Com efeito, diz nossa Lei de Execução Penal (Lei n.º 7210/84) que os condenados à pena de reclusão, em regime fechado, serão alojados em célula individual, com aparelho sanitário e lavatório, sendo seus requisitos básicos: a salubridade do ambiente pela concorrência dos fatores de aeração, insolação e condicionamento térmico adequado à existência humana; e área mínima de 6 metros quadrados (artigos 87 e 88).
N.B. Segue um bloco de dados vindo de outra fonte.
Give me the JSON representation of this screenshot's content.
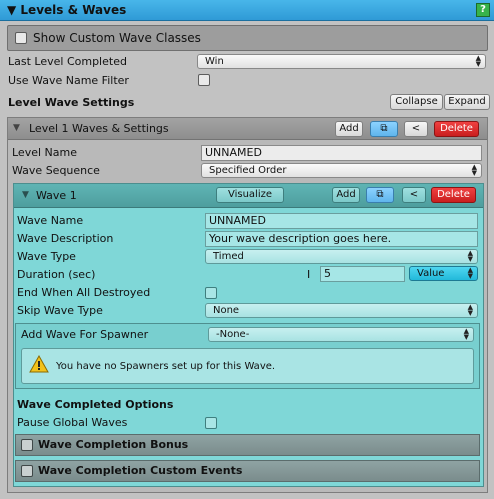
{
  "header": {
    "title": "▼ Levels & Waves",
    "help": "?"
  },
  "show_custom": {
    "label": "Show Custom Wave Classes"
  },
  "last_level": {
    "label": "Last Level Completed",
    "value": "Win"
  },
  "wave_filter": {
    "label": "Use Wave Name Filter"
  },
  "level_wave_settings": {
    "label": "Level Wave Settings",
    "collapse": "Collapse",
    "expand": "Expand"
  },
  "level1": {
    "title": "Level 1 Waves & Settings",
    "add": "Add",
    "delete": "Delete",
    "name_label": "Level Name",
    "name_value": "UNNAMED",
    "sequence_label": "Wave Sequence",
    "sequence_value": "Specified Order"
  },
  "wave1": {
    "title": "Wave 1",
    "visualize": "Visualize",
    "add": "Add",
    "delete": "Delete",
    "name_label": "Wave Name",
    "name_value": "UNNAMED",
    "desc_label": "Wave Description",
    "desc_value": "Your wave description goes here.",
    "type_label": "Wave Type",
    "type_value": "Timed",
    "duration_label": "Duration (sec)",
    "duration_marker": "I",
    "duration_value": "5",
    "duration_mode": "Value",
    "end_destroyed_label": "End When All Destroyed",
    "skip_label": "Skip Wave Type",
    "skip_value": "None",
    "add_spawner_label": "Add Wave For Spawner",
    "add_spawner_value": "-None-",
    "spawner_msg": "You have no Spawners set up for this Wave.",
    "completed_options": "Wave Completed Options",
    "pause_label": "Pause Global Waves",
    "bonus": "Wave Completion Bonus",
    "custom_events": "Wave Completion Custom Events"
  }
}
Aos condenados em regime semi-aberto, a lei de execução prevê a possibilidade de alojamento coletivo, desde que respeitadas as condições acima mencionadas (artigo 91), bem como a capacidade máxima que atenda os objetivos de individualização da pena (artigo 92, parágrafo único, “b”).

Nossa Constituição promulgada em 1988, que reflete, é sempre bom recordar, a soberana vontade do povo brasileiro, assegurou a vedação às penas cruéis, assim como o respeito à integridade física e moral aos presos (artigo 5.º, incisos XLVII, “e”, e XLIX).
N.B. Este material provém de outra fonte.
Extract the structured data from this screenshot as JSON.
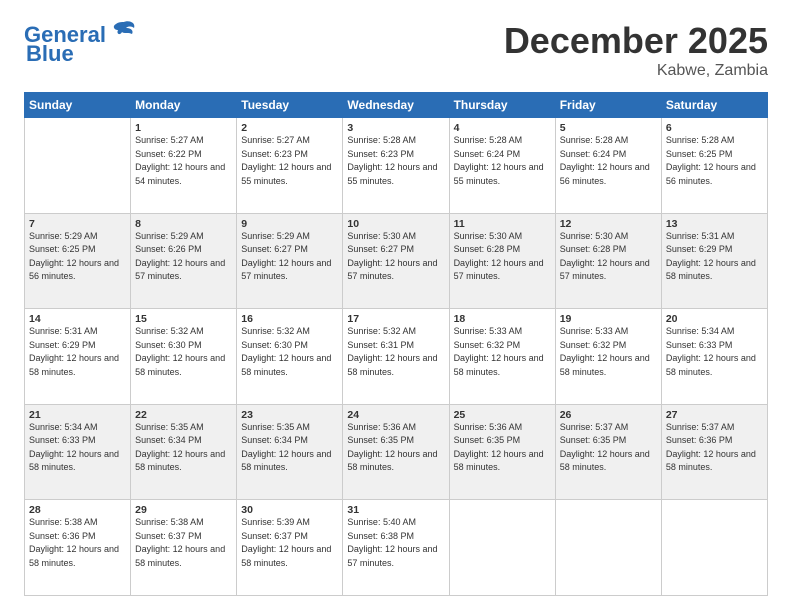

Tal proteção encontra-se albergada, ainda, pelos instrumentos internacionais, destacando-se, dentre eles, a Declaração Universal dos Direitos Humanos, pela qual, de acordo com o seu artigo V, “ninguém será submetido a tortura, nem a tratamento ou castigo cruel, desumano ou degradante.”, direito esse igualmente contemplado no artigo 7.º do Pacto de Direitos Civis e Políticos (1966), no artigo 16 da Convenção contra a Tortura e outros Tratamentos ou Penas Cruéis, Desumanos ou Degradantes (1984) e no artigo 5.º, § 2, da Convenção Americana de Direitos Humanos (Pacto de San José da Costa Rica de 1969), esta última ratificada pelo Brasil em 1992.

E o que fez o juiz Livingsthon José Machado? Diante das condições vergonhosamente degradantes que se encontravam os presos condenados, submetidos à sua jurisdição, sabedor de que a prisão ilegal deve ser imediatamente relaxada (art. 5.º, inciso LXV, da CF/88), concedeu-lhes liberdade até que fossemproporcionadas condições mínimas para que as referidas pessoas cumprissem as penas às quais restaram condenados. Tal decisão tem fundamento ético e legal, na medida em que, dentro de distritos policiais e com excesso da população carcerária, mal há condições sanitárias de sobrevivência, quanto mais para que o condenado possa reeducar-se, trabalhar e reaprender a viver em sociedade. A pena de prisão deve tirar tão-somente a liberdade do condenado, não a sua dignidade pessoal (artigo 1.º, inciso III, da CF/88).

E o que fez a cúpula do Poder Judiciário mineiro? Primeiramente, cassou as decisões do juiz, proibindo-o – como se isso fosse possível – de proferir decisões futuras no mesmo sentido. Como essa decisão do Tribunal de Justiça de Minas Gerais não vergou a coragem e a independência do magistrado de primeira instância, resolveu-se suspendê-lo por ter tido a petulância de cumprir a lei que o próprio tribunal e outros tantos, durante tanto tempo, sequer pensaram em cumprir. A responsabilidade pela soltura de presos tidos como perigosos não é, como propalado por boa parte da imprensa, do Juiz Livingsthon José Machado, mas dos Poderes Executivos mineiro, de todos os outros Estados da federação, e também da União, únicos responsáveis pelo estado calamitoso que se encontram os “depósitos de gente” que estes insistem em chamar de prisões.

Sabe-se, é verdade, que o rigoroso cumprimento da Lei de Execuções Penais não é mais possível da noite para o dia. Não se trata, contudo, de uma utopia ou de uma recomendação. É, sim, uma lei, uma obrigação do Estado.

Nesse contexto, a suspensão do bravo juiz Livingsthon, mais do que mascarar responsabilidades, avilta a independência, a liberdade funcional e o destemor que devem resvestir a judicatura, cuja espinhosa função é, muitas vezes, ao dissabor da opinião pública, fazer cumprir a lei e a Constituição.